Millennium was very rarely sick. He had a hearty constitution on the inside, though he was a bit of a princess on the out . (He loved soft beds, cookies and wearing pearls!) Still we very much appreciated the yearly checkups, keeping shots up to date, and occasional small emergency visits that were all covered by AMC’s Guide Dog Fund. Though they were both bred and trained as guide dogs from the Seeing Eye in New Jersey, Igor & Millennium were as different as two dogs can be. And, because I went from being a visually impaired person to being a blind person during my years with them, my relationship with each was a totally different experience.
Igor was a rock on the outside– he would always lie in the middle of the floor, and would not so much as lift his head in rebuke when mommy tripped over him, which happened, I’m sorry to say, rather often! Igor was a goof at home and super focused on the job. He loved his SqueakYourBall, and he sure could catch — even wild mommy throws! Igor pulled mommy around like she was a rag doll. He was so strong on the outside, so imposing. Often times teenage boys would jump out of our way announcing into their hands “Wolf! Wolf!” But on the inside Igor was fragile. He was allergic to 26 different environmental substances, from smoke to grasses to things that slough off humans– Yep, my dog was allergic to people!
In the past few weeks, as I’ve tried to make sense of the death of the young and seemingly healthy Igor, I can only think of it this way: for Igor, life was a drug that delivered a punch for every high. In the first month that we were together, he developed a giant nasty lip blister from his beloved Kong toy. That brought us our first course of antibiotics, anti fungal, anti bacterial drugs of what would eventually amount to perhaps twenty such courses during the past two years. He had countless ear infections and terrible skin blowouts. He was allergic to chicken which he loved. Every time we would go play in a park or in our friends’ backyards he was pummeled by his system.
In his last few months, with the help of Dr Macina and Dr Palma, it seemed we had finally gotten his allergies under control. We would visit AMC every Sunday morning for Camaya to give him his allergy shot. Igor was also on some pretty serious steroids that we were hoping to ween him off of this fall. He was looking so beautiful — a super model dog, a prince as Igor’s buddy Benjamin said– but I believe that inside, his little system was perhaps being pushed to its limits.

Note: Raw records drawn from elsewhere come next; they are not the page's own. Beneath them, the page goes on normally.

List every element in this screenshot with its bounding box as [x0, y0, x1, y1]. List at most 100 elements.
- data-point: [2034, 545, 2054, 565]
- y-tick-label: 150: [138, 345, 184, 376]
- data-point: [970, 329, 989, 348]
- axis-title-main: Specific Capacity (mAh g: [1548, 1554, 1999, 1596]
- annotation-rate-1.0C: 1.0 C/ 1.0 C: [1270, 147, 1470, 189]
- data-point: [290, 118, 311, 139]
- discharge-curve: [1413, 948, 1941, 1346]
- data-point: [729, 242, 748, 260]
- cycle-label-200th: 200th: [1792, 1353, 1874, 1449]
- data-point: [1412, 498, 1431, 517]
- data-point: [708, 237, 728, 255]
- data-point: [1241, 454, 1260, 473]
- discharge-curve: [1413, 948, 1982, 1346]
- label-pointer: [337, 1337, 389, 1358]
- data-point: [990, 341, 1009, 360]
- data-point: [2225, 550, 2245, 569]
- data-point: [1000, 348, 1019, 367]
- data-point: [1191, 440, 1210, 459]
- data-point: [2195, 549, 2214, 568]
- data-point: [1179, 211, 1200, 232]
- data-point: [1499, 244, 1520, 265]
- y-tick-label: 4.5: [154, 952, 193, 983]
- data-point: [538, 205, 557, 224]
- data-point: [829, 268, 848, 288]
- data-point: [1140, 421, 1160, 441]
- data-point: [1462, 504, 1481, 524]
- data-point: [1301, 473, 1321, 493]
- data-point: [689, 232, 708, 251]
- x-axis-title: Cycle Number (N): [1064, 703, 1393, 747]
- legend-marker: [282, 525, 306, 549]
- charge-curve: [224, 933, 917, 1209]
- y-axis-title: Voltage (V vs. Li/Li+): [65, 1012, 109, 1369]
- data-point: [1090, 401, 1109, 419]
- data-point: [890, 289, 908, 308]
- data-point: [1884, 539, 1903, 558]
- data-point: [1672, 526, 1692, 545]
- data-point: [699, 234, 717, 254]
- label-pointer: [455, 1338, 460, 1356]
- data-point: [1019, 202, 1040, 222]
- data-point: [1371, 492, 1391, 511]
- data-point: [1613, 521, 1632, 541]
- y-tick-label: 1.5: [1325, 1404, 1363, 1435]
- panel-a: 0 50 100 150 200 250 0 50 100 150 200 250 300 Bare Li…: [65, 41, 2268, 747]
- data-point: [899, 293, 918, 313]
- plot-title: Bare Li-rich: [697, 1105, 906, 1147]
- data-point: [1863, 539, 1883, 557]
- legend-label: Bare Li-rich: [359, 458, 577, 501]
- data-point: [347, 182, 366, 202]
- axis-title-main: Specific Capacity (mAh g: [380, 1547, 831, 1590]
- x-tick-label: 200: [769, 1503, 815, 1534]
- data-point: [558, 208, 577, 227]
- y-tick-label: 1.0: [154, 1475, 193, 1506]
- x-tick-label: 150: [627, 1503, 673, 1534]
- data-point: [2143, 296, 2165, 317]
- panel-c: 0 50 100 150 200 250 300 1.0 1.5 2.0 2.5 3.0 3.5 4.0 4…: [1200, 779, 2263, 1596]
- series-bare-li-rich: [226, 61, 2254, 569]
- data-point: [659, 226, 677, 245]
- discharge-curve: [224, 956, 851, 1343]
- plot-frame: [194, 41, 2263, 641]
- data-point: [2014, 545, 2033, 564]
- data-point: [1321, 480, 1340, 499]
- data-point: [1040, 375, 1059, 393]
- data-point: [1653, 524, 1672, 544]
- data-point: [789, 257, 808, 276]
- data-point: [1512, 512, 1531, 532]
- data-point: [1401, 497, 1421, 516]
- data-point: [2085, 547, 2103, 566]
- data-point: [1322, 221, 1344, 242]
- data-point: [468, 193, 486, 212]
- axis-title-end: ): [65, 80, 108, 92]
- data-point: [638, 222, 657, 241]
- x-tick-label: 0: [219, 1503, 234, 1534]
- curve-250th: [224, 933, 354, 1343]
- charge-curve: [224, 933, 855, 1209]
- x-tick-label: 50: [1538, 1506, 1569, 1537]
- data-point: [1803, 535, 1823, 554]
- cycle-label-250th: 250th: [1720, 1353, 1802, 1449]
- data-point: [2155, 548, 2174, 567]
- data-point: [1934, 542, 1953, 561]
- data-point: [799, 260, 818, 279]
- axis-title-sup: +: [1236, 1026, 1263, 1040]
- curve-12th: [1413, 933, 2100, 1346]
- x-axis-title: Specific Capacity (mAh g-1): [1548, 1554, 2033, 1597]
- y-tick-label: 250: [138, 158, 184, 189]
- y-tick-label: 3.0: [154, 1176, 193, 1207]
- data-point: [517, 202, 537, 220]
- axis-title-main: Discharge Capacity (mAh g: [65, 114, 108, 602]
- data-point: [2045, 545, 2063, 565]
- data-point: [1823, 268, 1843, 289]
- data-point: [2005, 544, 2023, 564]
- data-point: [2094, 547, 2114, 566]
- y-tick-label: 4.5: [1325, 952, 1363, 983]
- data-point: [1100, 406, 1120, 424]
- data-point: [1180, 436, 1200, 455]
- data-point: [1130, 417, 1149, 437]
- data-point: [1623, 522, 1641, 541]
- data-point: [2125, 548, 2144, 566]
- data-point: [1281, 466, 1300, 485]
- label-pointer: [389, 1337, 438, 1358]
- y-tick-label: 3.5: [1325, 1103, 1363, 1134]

Though the doctors at AMC tried everything, they do not really understand what happened to complicate a relatively routine surgery to the point where his internal workings fell apart. They all knew him and loved him and were deeply upset by their inability to save him. Because of the Guide Dog Fund, I was relieved of the burden of making any medical decisions based on finances, so I know that everything that could have been done to save Igor was done. Besides offering routine vet services, AMC is also a research hospital, which gives me hope that they also will learn something from Igor.
Please help AMC keep the guide dogs of New York City healthy so they can continue to live and work happily with their people companions, who need and love them!